Despite Hamilton's statement that they had "enlisted together in 61," Purman did not join his boon-companions in the ranks as a brother-in-arms. Instead, Purman’s early biographies, most likely self-composed, state that he “entered the army of the United States as a private, and served on special duty in the War Department at Washington.” Barnes, William Horatio, Biographies of Members of the House of Representatives of the Forty-third Congress, (Nelson & Phillips, NY) 1874, 217. There is no record of a William Purman having served in the Union army. Some William Poormans from Pennsylvania are listed in the Civil War databases, but no information connecting any of them to “special duty” service at the War Department. Certainly Purman’s critics later seized on the ambiguities of his military record. Soon after Purman became prominent in post-war politics in Florida, a Democratic newspaper from Columbia, Pennsylvania, more than one hundred and thirty miles down the Susquehanna from the Jersey Shore region, launched a vicious attack against Purman's repututation. After noting the Poorman-Purman name change, the editor informed his readers that during the war, Purman “made a precarious living by peddling photographs and asafoetida in the Penna Reserves. He was too cowardly to enlist and afraid to stay at home on account of the draft.” Columbia [PA] Herald in Tallahassee Weekly Floridian, Sept. 1, 1868]. In the nineteenth century, asafoetida was used as an expectorant, but also widely prescribed for hysteria and symptoms associated with mood swings and depression, Phyllis Balch, “Understanding Herbal Healing” p. 25. I'm not sure if the accusation of being an asafoetida pusher carried some unseemly connations and what exactly is being insinuated by accusing Purman of peddling photographs.

At some point Purman did end up in Washington with some kind of position in the War Dept.

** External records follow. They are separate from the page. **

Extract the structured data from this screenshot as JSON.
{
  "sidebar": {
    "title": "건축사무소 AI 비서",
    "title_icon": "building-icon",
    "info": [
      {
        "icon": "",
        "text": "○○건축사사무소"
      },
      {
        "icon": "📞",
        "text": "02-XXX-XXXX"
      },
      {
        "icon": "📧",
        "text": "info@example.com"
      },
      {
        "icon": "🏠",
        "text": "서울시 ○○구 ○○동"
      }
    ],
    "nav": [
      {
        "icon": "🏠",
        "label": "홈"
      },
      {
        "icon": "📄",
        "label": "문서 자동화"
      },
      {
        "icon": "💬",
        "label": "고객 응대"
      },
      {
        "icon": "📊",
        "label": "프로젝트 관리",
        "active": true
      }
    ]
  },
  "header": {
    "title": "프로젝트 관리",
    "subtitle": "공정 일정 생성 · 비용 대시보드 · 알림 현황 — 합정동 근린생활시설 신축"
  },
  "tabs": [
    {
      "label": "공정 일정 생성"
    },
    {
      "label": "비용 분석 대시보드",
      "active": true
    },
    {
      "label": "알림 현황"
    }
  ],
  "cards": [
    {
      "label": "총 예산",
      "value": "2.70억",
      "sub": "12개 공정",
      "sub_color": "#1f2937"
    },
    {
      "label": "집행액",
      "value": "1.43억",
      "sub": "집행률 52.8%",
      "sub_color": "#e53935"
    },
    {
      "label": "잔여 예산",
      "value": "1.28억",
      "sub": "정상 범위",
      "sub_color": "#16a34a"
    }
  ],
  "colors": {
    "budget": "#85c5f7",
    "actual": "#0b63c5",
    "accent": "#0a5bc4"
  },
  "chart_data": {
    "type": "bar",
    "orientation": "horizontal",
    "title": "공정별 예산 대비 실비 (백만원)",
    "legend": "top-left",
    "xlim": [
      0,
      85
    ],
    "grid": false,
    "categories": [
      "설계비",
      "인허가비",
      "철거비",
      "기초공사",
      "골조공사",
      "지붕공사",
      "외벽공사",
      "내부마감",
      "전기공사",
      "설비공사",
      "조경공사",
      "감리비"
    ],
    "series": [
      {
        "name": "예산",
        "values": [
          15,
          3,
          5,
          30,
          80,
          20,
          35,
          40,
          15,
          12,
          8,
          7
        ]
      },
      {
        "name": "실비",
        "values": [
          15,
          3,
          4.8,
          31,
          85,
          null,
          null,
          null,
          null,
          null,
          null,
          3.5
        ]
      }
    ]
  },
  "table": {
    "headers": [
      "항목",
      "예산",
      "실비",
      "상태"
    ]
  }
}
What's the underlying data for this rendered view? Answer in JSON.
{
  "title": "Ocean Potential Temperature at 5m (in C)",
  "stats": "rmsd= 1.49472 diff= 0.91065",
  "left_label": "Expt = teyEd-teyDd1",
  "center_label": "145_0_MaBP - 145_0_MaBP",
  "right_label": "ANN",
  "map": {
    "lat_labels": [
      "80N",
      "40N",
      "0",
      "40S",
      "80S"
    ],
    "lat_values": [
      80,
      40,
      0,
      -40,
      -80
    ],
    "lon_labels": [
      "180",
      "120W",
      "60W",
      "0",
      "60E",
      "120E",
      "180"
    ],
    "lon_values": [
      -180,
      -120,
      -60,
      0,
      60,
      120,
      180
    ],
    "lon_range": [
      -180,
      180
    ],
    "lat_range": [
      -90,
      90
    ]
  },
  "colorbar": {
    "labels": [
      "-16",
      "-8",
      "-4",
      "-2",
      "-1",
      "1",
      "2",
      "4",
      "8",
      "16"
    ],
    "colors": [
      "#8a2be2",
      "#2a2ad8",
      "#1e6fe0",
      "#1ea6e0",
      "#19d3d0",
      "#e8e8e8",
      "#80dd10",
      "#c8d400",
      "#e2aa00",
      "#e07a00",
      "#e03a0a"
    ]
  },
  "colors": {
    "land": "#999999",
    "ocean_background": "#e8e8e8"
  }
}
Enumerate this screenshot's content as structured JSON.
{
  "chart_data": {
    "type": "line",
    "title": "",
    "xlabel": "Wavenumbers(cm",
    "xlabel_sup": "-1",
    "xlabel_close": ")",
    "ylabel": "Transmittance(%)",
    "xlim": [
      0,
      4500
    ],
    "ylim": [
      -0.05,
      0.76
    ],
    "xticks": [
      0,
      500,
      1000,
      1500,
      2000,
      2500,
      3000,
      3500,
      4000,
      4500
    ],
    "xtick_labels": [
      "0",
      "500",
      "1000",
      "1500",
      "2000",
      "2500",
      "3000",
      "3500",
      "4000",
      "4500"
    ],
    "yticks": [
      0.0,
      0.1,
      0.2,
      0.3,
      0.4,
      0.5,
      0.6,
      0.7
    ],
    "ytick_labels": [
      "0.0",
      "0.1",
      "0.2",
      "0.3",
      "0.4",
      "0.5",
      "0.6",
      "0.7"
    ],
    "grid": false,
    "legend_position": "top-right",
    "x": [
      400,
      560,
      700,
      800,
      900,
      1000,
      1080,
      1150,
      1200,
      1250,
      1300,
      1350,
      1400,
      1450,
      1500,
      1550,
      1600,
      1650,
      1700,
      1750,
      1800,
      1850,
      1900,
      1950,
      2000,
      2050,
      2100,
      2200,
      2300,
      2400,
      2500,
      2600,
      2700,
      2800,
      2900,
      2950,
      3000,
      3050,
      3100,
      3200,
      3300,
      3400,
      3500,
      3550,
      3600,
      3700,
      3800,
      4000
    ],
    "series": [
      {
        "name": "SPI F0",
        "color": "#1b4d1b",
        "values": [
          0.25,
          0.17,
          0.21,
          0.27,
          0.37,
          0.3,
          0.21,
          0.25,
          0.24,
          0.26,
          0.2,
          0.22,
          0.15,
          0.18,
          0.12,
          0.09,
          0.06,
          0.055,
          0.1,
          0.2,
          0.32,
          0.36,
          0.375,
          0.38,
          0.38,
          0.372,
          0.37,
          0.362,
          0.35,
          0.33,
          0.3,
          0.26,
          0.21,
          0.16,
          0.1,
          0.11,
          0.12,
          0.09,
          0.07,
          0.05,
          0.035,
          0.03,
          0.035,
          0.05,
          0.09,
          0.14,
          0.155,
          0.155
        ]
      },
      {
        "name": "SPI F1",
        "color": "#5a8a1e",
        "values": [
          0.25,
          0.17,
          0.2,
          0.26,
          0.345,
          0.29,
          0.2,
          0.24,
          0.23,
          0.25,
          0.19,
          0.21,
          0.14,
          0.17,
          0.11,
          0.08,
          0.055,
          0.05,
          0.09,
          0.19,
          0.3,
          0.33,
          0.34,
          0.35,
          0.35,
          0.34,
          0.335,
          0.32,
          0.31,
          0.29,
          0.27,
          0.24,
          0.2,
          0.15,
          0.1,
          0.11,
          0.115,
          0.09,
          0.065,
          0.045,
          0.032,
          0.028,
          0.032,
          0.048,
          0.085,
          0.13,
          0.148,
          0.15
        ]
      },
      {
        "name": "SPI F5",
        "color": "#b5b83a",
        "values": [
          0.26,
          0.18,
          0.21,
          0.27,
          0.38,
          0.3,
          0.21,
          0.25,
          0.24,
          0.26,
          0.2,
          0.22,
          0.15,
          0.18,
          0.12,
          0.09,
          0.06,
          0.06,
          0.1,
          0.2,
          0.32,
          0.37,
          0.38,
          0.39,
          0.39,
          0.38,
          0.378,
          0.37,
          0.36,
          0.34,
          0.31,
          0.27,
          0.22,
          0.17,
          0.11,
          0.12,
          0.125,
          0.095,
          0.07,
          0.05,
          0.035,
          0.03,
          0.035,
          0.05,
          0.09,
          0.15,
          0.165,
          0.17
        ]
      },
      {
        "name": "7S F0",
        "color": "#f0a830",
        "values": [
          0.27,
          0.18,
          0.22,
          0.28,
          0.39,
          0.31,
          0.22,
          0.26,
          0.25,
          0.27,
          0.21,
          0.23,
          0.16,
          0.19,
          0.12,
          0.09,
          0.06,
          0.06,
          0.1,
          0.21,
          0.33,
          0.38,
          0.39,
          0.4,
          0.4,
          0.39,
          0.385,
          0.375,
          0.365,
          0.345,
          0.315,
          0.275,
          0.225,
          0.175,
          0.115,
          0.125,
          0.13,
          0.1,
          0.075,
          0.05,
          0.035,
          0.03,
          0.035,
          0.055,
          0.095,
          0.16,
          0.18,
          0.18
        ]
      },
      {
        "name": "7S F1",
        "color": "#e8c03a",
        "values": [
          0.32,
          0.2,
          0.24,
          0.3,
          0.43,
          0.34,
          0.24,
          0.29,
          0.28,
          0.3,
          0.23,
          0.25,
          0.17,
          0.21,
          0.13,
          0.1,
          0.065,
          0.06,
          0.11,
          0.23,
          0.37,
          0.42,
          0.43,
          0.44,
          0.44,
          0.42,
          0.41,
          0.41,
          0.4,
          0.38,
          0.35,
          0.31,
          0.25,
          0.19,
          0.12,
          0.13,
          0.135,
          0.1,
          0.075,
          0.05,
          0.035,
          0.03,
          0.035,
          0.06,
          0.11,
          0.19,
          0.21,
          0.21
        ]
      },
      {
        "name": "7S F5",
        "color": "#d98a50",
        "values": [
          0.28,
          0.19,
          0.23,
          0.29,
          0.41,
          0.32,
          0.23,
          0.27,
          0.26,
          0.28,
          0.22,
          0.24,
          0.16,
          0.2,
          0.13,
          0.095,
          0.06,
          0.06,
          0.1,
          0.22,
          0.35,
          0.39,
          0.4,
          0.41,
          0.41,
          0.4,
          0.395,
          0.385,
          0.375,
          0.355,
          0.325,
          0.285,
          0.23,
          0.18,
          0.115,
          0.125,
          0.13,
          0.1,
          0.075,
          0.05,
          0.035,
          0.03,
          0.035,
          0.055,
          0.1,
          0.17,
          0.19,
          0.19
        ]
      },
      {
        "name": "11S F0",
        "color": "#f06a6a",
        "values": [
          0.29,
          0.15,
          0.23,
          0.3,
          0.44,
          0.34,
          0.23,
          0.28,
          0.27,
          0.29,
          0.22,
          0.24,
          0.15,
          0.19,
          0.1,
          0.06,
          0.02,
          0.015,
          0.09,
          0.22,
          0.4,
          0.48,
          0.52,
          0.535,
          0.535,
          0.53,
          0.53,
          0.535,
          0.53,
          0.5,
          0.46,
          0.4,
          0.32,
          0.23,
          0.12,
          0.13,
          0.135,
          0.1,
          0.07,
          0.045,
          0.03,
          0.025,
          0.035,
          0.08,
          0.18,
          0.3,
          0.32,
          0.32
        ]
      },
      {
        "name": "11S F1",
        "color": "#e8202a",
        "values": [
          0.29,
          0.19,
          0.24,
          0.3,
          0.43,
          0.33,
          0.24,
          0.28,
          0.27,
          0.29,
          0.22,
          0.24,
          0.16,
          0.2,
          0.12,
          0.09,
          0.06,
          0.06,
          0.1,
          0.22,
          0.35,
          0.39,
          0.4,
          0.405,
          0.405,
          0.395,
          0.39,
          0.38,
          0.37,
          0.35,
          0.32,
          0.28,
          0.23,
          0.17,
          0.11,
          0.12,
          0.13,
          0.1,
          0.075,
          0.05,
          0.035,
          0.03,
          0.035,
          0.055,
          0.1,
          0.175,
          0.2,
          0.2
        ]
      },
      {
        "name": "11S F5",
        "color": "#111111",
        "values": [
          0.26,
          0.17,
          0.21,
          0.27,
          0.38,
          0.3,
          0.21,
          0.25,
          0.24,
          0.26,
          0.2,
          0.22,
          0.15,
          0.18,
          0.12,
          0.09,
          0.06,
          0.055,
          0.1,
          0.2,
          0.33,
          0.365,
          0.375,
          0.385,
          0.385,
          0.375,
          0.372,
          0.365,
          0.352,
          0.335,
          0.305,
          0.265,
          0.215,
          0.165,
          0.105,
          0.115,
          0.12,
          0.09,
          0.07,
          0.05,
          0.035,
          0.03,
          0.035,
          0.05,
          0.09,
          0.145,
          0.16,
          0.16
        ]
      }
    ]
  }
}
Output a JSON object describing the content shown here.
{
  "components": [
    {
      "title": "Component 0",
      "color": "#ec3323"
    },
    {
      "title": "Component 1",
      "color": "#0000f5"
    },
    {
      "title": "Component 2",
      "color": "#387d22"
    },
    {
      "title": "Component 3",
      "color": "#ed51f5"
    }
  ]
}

Again, how he had the connections to pull this off and avoid a combat unit is inexplicable. In D.C., Purman most certainly encountered Lt. Charles Hamilton, who served out the last few years of the war on various guard duty posts around the capital as part of the Veterans Reserve Corps for disabled soldiers. Many, many years later, like thousands of others, Purman insisted that he was in the audience at Ford’s Theatre, with Hamilton, the night Booth murdered Lincoln. There is no other record of Purman – or Hamilton, making this claim.

At the end of the war, Purman, presumably, was mustered out of whatever form of the service he had entered. He immediately assented to an invitation from Charles Hamilton to join him in workinng for the Freedman's Bureau in Marianna, Florida. This might suggest that Purman was at loose ends, but Hamilton wrote that Purman had "resigned a good position in the War Department" to join him in Florida.